クロード・デュガ ブルゴーニュ・ルージュ 2012
 ※リンク先はヴィンテージが異なります
 
 クロード・デュガの平格ブルゴーニュ赤をいただくことになった。
 
 まず見た目は、かなり黒っぽい。ブルゴーニュの赤にしては不透明感があるような。香りは、こないだのヴォルネに比べると獣じみていて、力強い。桐箱っぽい香りもあるけれども、もっと粘りのある、ワインの底力を連想させる動植物の匂いがある。
 
 口に入れると、果実味が強くて後味も長い。平格だけど、こないだのヴォルネを上回る膂力。まあ、ヴォルネは貧弱だからそれは仕方ないとしても、風味の強さとバリエーションはこちらのほうが上で、やけに頑張っている。そのくせ、酸もしっかりしていて、ところどころ若草のようなすがすがしい精気が感じられることもある。2002年の平格なのに、とてもよくできていて欲張りなワイン。

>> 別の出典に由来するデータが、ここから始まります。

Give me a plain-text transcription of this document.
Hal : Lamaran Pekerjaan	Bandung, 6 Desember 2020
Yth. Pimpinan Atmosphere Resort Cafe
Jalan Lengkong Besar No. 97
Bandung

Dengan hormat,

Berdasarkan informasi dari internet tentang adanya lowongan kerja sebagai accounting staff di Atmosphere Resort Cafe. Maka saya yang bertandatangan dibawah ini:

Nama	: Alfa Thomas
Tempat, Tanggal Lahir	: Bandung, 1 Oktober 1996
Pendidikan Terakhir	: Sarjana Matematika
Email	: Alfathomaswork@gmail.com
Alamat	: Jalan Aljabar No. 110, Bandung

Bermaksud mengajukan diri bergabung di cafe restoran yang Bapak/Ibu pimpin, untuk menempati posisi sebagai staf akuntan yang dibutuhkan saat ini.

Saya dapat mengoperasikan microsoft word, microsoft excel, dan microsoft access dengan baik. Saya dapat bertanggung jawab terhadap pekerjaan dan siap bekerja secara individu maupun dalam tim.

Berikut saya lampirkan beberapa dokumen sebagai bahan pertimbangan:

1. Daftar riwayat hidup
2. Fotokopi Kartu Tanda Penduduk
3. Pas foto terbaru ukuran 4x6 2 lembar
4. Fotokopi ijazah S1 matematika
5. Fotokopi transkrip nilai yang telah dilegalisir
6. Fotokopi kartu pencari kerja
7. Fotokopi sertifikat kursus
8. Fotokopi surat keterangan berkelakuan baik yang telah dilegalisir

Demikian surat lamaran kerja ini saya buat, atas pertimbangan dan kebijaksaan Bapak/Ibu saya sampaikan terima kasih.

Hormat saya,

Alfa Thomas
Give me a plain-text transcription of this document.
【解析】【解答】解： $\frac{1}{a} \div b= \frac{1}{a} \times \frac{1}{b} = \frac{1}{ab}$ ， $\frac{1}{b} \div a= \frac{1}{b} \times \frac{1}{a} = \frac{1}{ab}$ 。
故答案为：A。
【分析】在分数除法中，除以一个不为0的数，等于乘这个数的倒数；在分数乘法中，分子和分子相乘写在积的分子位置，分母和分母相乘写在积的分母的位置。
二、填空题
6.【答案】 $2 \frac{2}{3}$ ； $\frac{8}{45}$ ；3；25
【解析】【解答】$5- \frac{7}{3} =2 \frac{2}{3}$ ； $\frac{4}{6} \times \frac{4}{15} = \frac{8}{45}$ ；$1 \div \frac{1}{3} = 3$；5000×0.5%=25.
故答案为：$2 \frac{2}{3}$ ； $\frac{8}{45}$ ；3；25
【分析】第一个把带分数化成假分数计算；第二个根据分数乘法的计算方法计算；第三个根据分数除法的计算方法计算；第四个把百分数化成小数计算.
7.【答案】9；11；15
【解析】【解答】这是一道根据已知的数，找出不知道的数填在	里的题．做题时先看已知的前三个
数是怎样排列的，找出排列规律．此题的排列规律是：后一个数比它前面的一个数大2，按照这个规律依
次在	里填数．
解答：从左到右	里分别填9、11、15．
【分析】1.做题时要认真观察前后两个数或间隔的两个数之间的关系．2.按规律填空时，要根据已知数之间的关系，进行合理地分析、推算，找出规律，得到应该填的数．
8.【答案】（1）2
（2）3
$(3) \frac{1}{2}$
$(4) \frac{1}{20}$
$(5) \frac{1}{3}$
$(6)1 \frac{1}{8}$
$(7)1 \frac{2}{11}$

面白い経験になった。
 

【1670】Reyes de Aragon Cava Brut Reserva (N.V.)

 
Reyes de Aragon Cava Brut Reserva
 
 このワインは、適当に選んだスペイン産のスパークリングワイン、カヴァ。
 
 まずグラスに注ぐと、ちょっと緑色がかったところのある黄色っぽさ。スパークリングワインとしては割と珍しい色彩だと思う。泡はごうごうとしていてすごい勢い。で、抜栓と同時に石灰岩のような香りとメレンゲみたいな香りがぶわっと広がる。あるいは、スダチやユズのような。
 
 口に入れると、香りから想像されるよりは甘味がしっかりしていてびっくり。ただし、酸味が足りないなんてことはなく、後味は夏みかん系のさわやかな酸味が残る。カヴァにありがちな金属感は控えめで飲むのがつらくなる気配はない。泡のおかげか、口当たりにもこもこしたところがあって柔和。苦みを欠くほど軽くなく、いくらかバターっぽいところもあって飲みごたえもなかなか。これは久しぶりにカヴァとしてはアタリの部類。おいしくちょうだいしました。